After Rich Northrup played a song about Rosie Revere on his mandolin, Cherish Galvin read the tale of Rosie, who liked to invent things and was learning how to cope with failures, like the cheese hat she made to protect a zookeeper from pythons. Her great-great-aunt, also an inventor, told her that the only “true failure” is quitting, inspiring Rosie to try to make a flying machine.

Galvin, an elementary school teacher at Homestead School in Glen Spey, demonstrated how to make balloon-powered cars from a small, flat piece of cardboard, by taping wheels to the bottom and a balloon to the top. Parents and children followed her directions with varying success. But if cars failed to roll, children found that balloons unfailingly bounced and floated.

As Katie McLean, of Milford, Pa., helped her son, Hunter, 2, with putting a balloon car together, she explained how they got there. She works for a Rockland County engineering firm doing marketing, while her husband, Rich, works in Middletown for Johnson’s Toyota, so Hunter is in day care all week. “We try to do something fun on the weekend,” she said. They heard about story time at Foundry 42 from another parent.

Justine Dooley, of Lords Valley, Pa., said she heard about story time from the McLeans, who use the same daycare.

“Story time is a good time out for kids, and parents can associate and talk to local families,” she said.

Chris Palumbo and Beth Flatley began coming once a week with Ella, 2½, after they moved last fall from Brooklyn to Glen Spey, where they were glad to put their children in a Montessori School.

“When we checked out the area, we popped into the Foundry and saw story time,” said Flatley.
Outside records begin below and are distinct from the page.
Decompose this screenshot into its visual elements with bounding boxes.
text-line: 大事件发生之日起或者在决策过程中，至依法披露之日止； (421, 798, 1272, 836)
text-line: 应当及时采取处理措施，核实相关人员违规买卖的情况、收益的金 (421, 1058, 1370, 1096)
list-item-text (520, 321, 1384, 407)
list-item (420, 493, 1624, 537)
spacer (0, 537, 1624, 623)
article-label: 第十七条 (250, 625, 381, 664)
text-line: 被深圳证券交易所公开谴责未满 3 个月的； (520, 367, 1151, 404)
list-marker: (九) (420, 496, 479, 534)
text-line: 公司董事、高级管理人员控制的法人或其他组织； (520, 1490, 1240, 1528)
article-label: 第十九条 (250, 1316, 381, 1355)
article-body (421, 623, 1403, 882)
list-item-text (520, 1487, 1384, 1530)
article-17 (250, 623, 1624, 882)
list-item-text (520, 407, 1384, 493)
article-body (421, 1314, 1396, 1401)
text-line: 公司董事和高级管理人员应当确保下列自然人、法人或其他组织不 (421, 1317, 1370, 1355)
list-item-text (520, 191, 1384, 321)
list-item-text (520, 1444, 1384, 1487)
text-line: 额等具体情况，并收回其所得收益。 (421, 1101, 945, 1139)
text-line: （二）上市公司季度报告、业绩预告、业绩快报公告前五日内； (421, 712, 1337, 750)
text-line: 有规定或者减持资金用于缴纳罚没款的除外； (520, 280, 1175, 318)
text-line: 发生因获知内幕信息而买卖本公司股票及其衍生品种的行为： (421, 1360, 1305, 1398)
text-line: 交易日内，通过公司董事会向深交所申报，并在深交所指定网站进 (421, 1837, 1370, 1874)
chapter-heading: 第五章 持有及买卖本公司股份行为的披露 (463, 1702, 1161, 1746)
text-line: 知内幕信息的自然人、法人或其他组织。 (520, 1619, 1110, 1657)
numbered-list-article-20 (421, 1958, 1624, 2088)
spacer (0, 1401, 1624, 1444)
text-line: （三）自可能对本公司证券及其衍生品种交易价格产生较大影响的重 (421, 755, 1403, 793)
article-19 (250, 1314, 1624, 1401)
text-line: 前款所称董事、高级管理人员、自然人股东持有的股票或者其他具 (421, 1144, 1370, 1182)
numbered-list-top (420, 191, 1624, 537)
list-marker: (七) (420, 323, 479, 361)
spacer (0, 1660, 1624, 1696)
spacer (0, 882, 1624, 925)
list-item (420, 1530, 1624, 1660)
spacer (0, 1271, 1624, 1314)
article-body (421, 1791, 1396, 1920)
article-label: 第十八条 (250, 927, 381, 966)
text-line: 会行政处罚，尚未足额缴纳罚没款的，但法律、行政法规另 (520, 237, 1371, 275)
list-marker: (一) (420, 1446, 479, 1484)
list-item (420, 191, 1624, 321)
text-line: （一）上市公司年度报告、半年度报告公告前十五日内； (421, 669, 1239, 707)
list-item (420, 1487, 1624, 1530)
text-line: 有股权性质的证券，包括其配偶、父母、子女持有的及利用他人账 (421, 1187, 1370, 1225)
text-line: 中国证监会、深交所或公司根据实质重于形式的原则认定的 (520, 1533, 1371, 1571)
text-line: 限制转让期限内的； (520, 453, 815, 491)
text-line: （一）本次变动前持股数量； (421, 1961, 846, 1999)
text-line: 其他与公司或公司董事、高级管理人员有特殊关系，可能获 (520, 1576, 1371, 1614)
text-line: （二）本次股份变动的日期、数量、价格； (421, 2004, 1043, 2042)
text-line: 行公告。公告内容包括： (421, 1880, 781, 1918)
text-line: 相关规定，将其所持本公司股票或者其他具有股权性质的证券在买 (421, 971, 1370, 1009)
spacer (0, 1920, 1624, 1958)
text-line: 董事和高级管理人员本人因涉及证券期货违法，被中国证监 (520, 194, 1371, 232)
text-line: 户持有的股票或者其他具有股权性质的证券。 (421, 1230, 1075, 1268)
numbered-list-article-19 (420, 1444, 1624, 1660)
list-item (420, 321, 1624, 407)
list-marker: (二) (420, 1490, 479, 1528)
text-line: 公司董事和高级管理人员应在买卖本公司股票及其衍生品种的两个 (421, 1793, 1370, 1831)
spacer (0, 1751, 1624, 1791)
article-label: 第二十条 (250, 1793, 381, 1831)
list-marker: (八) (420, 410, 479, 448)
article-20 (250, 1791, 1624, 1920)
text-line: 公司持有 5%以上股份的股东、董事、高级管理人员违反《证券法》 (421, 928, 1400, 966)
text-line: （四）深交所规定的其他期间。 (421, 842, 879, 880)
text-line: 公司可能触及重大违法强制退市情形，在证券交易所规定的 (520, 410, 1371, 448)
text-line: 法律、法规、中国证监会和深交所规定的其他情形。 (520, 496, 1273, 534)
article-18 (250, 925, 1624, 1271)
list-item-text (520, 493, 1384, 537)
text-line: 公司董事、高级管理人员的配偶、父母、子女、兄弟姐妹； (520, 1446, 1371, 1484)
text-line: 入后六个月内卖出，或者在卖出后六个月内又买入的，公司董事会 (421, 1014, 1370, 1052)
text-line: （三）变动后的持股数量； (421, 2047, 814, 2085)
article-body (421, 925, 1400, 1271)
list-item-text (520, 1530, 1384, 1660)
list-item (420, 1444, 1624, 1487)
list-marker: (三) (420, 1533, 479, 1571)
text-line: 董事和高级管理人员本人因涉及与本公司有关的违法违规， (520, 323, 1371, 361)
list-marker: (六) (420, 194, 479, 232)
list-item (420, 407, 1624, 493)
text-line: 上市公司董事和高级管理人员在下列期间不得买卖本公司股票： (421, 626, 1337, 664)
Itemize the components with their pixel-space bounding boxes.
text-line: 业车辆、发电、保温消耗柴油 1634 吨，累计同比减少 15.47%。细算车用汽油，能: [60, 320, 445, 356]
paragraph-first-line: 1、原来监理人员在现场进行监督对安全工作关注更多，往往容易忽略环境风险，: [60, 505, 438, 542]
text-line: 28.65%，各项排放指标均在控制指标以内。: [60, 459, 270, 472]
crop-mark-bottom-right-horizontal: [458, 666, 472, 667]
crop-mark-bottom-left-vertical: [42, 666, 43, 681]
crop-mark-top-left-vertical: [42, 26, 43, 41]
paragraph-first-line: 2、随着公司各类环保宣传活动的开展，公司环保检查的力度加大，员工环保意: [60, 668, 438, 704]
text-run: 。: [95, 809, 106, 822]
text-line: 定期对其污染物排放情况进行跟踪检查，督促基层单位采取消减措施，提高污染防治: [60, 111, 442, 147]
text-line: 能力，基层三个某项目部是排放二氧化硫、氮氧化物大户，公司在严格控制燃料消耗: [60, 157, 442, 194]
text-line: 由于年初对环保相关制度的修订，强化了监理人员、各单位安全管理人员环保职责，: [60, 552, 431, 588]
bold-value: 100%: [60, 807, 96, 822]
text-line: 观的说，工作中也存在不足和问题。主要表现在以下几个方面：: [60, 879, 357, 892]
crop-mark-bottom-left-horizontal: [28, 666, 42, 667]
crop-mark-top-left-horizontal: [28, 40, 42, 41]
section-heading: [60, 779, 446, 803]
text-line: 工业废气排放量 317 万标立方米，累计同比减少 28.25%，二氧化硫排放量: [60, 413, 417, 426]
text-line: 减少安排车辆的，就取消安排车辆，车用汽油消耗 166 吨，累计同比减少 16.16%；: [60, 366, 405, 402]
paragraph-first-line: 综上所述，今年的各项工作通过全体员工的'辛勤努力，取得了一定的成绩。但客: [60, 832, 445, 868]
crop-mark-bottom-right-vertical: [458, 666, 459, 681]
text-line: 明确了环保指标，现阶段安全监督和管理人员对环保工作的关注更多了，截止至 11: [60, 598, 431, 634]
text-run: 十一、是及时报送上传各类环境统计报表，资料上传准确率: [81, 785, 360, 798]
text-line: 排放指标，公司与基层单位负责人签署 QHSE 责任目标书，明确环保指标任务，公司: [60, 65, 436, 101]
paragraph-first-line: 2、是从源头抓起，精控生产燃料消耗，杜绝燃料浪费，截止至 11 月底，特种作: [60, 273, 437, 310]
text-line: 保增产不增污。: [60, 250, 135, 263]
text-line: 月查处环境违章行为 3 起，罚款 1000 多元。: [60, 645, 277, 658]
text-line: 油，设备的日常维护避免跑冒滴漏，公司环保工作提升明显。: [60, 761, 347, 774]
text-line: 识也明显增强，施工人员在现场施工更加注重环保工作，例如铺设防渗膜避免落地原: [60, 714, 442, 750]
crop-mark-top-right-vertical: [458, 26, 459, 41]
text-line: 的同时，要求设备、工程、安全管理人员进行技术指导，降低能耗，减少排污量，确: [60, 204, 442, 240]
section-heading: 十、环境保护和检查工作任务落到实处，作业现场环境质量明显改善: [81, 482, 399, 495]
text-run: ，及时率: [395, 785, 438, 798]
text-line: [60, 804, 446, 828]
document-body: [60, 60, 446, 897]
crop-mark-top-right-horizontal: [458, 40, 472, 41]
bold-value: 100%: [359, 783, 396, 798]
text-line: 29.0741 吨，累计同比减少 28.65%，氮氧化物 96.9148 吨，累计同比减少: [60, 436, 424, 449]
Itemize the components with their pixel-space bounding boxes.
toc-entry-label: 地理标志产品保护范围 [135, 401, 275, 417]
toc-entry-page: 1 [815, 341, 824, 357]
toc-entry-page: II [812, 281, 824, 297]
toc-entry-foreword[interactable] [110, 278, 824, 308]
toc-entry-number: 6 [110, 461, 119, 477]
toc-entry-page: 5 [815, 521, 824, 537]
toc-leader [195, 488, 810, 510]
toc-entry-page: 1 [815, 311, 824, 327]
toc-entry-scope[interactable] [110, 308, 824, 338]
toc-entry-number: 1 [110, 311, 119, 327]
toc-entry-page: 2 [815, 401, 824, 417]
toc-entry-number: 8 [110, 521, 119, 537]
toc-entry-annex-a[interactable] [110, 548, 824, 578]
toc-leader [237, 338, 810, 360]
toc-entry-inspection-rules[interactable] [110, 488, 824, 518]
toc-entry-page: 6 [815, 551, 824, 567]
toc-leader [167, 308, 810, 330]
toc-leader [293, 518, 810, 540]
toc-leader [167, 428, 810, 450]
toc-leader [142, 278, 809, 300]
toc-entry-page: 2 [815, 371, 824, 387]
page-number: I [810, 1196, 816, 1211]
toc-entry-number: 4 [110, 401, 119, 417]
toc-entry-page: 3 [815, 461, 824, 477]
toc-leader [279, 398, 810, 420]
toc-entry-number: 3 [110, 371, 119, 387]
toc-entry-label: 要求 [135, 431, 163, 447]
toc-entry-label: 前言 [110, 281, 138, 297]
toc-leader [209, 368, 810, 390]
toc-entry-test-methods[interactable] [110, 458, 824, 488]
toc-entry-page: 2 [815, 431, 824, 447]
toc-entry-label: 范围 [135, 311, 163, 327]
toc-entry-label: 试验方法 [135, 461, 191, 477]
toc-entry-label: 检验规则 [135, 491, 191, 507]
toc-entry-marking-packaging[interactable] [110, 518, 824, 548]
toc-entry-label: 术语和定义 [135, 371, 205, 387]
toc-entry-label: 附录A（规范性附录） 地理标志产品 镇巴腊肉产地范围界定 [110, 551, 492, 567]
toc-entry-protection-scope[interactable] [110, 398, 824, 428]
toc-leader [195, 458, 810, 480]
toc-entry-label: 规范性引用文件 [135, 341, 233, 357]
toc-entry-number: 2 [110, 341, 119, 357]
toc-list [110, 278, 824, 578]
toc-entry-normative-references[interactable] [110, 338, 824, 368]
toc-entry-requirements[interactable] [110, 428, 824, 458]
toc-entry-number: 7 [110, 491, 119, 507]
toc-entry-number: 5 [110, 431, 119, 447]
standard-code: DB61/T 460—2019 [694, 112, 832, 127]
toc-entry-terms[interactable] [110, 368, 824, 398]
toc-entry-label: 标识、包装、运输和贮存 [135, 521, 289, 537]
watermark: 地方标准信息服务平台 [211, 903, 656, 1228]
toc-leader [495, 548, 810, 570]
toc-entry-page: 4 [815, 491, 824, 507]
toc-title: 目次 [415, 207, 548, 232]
They still work in the city but were happy for an opportunity to buy land, she said.

Jessica Barry, of Slate Hill, helping her daughter, Hailey, 2, tape wheels to the cardboard, said they had been coming to Foundry 42 story times for a year, twice a week during the summer. “Hailey loves Play-Doh, puzzles, and books,” Barry said.

“Rosie Revere, Engineer” was written by Andrea Beaty, who also wrote “Iggy Peck, Architect” and “Ada Twist, Scientist,” said Gavin. She discovered Beaty’s work when her daughter was 2 or 3, the age of many in her Foundry audience.

“Beaty celebrates the creativity of young girls and their quests to be anything they want to be, as long as they don’t give up, no matter what comes their way,” said Gavin. “I connected to Rosie Revere immediately because my grandmother was a Rosie the Riveter during World War II, working on airplanes.”

Galvin found the balloon-powered car activity while teaching third grade at George Ross Mackenzie Elementary, in Eldred, a few years ago.

“I came across the car made of recycled pieces by accident, but found that the activity could encompass many strands of mathematics and science,” Galvin said.

“The students were given instructions to measure the cardboard to a certain dimension, and they had to calculate the distance their cars traveled down the hallway. Since we were studying mean, median and mode, they could make calculations with the data they collected. The activity wasn’t in any curriculum we were using, but it augmented what we were teaching and allowed the children to learn through experience.”

When Galvin taught the balloon car activity in Eldred, administrators were unhappy that she had diverged from the curriculum, she said. But a severe car accident, when a drunk driver collided with her, resulted in a long recovery period, and she now teaches at the Homestead School, a Montessori school in Glen Spey.

“Montessori methods were running in my blood before I knew it,” she said. “And now I get to teach like that every day and at every story time.”

Free children’s book readings with music and arts and crafts are a regular event at Foundry 42 from 10:30-11:15 a.m. every Saturday and Wednesday.